With a two-month head start on a coaching search, UNLV did nothing. Eventually, the search disintegrated into a circus.

Rick Pitino checked out the job, but he sniffed out the negative situation in the administration and decided to stay at Louisville. If UNLV had fired Rice and been prepared to pay Pitino $4 million or more a year, the investment would have paid off and things would be very different today.

Brad Underwood was available, but no move was made to get him. Another big mistake. Underwood left Stephen F. Austin for a reasonable five-year, $6.3 million contract at Oklahoma State, where he’s 20-9 this season.

Instead, with the saga dragging into late March, Kunzer-Murphy clumsily pursued Cincinnati coach Mick Cronin, who had absolutely no intention of accepting UNLV’s offer. He used it for leverage, left town and never was heard from again. A waste of time.

Other candidates surfaced. Chris Beard was hired, only to leave when a better situation for him surprisingly opened at Texas Tech.

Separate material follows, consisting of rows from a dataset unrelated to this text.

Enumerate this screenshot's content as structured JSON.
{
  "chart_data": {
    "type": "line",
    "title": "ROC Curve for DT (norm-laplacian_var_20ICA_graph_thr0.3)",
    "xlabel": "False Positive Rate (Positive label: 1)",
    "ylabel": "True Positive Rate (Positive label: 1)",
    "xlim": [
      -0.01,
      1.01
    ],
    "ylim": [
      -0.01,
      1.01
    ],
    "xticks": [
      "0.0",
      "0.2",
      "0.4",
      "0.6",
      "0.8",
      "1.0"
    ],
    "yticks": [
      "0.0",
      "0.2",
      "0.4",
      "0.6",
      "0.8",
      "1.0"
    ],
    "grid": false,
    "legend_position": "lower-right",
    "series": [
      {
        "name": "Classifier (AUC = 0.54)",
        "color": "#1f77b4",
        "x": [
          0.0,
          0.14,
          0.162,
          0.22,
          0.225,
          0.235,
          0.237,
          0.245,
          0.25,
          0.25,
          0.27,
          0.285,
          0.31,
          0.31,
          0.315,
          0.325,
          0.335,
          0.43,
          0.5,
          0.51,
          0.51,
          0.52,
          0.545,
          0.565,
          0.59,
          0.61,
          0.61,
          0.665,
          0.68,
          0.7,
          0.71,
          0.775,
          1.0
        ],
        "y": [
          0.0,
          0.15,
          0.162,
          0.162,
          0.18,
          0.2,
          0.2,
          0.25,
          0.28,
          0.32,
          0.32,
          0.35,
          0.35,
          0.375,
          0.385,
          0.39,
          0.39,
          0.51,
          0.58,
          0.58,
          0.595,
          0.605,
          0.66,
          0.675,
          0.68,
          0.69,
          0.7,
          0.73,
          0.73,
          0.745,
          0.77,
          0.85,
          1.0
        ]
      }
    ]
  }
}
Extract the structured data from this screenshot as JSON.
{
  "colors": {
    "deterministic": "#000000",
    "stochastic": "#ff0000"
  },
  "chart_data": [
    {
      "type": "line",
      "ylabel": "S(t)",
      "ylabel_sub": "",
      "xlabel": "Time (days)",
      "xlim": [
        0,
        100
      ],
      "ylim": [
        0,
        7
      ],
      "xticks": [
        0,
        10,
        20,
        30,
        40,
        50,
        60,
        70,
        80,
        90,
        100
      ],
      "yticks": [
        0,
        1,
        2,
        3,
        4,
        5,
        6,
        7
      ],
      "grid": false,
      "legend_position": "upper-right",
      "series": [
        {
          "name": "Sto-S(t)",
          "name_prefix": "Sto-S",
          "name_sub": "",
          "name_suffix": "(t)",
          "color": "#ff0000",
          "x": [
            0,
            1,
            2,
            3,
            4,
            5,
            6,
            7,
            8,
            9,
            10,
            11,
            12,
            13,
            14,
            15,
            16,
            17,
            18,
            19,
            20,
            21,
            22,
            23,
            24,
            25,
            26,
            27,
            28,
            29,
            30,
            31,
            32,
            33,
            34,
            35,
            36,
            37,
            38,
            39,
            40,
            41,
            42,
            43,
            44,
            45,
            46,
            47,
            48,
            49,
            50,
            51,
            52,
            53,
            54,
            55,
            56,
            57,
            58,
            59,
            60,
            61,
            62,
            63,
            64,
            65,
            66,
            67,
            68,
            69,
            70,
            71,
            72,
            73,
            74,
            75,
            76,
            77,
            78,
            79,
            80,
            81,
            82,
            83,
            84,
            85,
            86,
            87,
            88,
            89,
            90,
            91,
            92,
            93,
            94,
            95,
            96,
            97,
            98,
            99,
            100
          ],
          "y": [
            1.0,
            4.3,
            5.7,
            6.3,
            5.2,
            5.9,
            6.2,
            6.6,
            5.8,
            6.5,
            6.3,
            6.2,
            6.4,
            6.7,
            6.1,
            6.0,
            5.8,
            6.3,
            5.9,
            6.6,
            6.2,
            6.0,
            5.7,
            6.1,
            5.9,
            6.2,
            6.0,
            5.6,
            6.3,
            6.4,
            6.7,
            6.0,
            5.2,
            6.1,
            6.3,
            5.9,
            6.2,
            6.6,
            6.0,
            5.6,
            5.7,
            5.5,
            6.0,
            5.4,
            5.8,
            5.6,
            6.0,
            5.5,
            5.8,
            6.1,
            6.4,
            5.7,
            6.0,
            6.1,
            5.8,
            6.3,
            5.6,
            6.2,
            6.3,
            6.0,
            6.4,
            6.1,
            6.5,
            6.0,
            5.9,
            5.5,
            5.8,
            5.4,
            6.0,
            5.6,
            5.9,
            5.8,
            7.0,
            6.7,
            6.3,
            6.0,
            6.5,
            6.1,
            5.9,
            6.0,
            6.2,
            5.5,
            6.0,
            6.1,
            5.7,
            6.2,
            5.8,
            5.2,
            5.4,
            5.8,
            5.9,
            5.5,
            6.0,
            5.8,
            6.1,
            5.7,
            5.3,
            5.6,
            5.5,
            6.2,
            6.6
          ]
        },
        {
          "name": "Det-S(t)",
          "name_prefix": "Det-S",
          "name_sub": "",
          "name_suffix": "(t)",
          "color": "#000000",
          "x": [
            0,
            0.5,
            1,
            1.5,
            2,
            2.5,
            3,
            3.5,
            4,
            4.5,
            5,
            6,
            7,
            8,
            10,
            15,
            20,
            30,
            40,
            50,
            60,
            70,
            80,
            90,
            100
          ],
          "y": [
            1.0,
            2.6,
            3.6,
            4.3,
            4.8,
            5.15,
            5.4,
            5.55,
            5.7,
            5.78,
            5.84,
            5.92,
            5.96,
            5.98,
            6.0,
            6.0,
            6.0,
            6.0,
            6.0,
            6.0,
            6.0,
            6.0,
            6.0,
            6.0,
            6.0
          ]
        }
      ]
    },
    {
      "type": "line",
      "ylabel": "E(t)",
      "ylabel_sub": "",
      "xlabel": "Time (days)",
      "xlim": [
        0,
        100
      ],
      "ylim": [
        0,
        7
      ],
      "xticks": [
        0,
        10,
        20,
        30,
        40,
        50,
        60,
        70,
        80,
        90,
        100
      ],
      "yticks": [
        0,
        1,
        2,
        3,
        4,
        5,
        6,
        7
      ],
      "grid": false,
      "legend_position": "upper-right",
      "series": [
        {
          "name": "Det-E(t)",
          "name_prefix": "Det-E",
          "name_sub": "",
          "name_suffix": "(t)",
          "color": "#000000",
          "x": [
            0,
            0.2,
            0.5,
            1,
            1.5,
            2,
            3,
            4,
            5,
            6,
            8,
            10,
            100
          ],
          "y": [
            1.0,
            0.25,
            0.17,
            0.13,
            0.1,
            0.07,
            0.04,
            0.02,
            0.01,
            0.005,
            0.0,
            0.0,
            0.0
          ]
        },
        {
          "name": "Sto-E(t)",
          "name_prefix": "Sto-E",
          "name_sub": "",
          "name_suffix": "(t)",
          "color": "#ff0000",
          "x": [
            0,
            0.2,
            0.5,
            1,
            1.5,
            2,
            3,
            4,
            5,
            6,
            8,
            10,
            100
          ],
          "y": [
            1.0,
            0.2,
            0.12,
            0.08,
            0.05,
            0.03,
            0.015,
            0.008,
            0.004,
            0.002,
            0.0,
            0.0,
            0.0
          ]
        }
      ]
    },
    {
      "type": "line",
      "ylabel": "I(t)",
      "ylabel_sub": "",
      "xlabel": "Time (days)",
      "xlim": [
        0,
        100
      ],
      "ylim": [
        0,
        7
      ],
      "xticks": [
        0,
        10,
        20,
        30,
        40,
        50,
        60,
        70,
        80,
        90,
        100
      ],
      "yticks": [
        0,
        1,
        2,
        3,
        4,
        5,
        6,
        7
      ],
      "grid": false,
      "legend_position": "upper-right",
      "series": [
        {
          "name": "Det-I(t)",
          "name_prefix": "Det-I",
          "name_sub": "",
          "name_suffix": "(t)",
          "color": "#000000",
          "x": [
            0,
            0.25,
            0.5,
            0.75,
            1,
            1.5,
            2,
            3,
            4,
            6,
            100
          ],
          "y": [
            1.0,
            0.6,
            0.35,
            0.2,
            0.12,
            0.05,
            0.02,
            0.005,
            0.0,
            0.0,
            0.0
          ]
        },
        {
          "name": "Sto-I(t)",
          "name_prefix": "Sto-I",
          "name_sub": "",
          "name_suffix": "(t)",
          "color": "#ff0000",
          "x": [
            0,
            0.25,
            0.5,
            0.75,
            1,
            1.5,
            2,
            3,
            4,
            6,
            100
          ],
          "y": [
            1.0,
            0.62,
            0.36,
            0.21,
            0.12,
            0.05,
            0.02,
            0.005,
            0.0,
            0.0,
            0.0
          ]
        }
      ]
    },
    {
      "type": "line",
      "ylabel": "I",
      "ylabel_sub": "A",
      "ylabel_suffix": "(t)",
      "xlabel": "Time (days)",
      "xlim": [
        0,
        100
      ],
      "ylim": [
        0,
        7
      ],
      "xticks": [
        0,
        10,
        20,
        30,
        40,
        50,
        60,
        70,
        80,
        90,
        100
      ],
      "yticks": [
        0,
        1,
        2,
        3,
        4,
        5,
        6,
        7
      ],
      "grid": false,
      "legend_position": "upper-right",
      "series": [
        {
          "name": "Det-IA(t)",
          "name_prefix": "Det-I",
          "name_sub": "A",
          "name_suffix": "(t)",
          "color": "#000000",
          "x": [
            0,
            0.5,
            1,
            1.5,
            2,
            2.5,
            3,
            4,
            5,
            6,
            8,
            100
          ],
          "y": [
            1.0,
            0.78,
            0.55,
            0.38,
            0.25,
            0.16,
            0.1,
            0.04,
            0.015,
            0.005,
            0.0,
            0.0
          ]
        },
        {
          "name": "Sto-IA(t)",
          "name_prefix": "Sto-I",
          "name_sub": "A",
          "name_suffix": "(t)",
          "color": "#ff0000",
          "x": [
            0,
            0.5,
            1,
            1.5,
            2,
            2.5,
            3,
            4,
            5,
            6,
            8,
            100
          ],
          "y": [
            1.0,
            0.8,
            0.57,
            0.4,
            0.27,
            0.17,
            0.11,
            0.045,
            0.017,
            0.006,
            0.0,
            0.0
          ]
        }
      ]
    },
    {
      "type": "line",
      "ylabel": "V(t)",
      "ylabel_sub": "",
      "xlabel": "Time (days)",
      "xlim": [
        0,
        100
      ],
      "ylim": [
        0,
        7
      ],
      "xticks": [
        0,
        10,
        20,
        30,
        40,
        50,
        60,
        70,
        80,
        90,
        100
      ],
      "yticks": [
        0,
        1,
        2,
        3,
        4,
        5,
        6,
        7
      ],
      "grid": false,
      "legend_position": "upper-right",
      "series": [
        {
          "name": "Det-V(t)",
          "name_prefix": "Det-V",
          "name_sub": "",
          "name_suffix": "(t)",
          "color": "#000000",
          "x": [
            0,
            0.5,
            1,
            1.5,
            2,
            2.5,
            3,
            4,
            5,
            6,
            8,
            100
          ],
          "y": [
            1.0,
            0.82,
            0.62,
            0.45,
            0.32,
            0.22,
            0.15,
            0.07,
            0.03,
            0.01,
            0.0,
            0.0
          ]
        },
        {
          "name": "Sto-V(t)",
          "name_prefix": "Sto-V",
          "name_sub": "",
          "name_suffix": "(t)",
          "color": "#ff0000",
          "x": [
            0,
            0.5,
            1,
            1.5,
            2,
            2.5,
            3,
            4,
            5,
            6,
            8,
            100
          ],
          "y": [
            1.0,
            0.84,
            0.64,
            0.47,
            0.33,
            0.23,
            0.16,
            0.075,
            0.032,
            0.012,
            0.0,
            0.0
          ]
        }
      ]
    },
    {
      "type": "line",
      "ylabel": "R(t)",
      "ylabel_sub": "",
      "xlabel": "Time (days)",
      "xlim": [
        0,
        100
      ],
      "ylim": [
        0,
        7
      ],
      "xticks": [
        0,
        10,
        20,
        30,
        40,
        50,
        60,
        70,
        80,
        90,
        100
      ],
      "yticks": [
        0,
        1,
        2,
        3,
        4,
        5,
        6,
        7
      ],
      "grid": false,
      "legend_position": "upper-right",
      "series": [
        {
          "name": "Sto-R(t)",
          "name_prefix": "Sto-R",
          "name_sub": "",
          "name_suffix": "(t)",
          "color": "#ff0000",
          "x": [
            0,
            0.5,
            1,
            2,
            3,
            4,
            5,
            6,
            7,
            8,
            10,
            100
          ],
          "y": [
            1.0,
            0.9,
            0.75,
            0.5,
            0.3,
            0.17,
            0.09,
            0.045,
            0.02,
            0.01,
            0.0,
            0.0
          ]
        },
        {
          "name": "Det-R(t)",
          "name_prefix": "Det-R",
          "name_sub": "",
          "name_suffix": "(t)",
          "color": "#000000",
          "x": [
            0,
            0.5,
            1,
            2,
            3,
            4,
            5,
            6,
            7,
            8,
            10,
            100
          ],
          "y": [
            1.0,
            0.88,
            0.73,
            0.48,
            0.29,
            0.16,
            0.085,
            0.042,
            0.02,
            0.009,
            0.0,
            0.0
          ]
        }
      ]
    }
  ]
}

In a panic, Kunzer-Murphy rushed to hire Menzies, who was hellbent on escaping Las Cruces, where he was winning at New Mexico State yet stuck in a dead-end job in a conference even worse than the Mountain West.

This all falls under the ‘Be Careful What You Wish For’ category: Kunzer-Murphy is on the way out after a series of blunders, Jessup has no clue what to do next with an athletic department running up debt, and the boosters and fans who wanted Rice gone are stuck with a last-place team. Menzies’ dream job is a nightmare, with the Rebels at 10-19 and 3-13 in the league. His team displays little talent or toughness, and recruiting will get no easier.

Pitino, Underwood, Cronin and Beard are better off elsewhere. Rice is resurrecting his career in Reno.

“This was not an easy decision,” Jessup said on the day of Rice’s exit. “But sometimes change is necessary to move forward.”

Kunzer-Murphy said, “I felt we needed to make a change. We expect to win here.”

This change has been a disaster. UNLV has set a program record for losses in a season, and the Thomas & Mack is a ghost town. The Rebels are drifting in the direction of other ghost programs — once great, now irrelevant — like DePaul, Georgetown and St. John’s.

UNLV has the potential to be relevant again. The Rebels won 30 games and reached the Sweet 16 under Lon Kruger 10 years ago. It’s a program with a history of great players and the 1990 NCAA championship. The Mendenhall Center is an elite practice facility, and the aging Thomas & Mack is still a great college arena. But the next athletic director needs to be the perfect hire.

Last spring, Menzies accepted what he knew would be a tough job. He has yet to prove he’s the right guy for it. Nobody ever expected it would get this ugly at UNLV.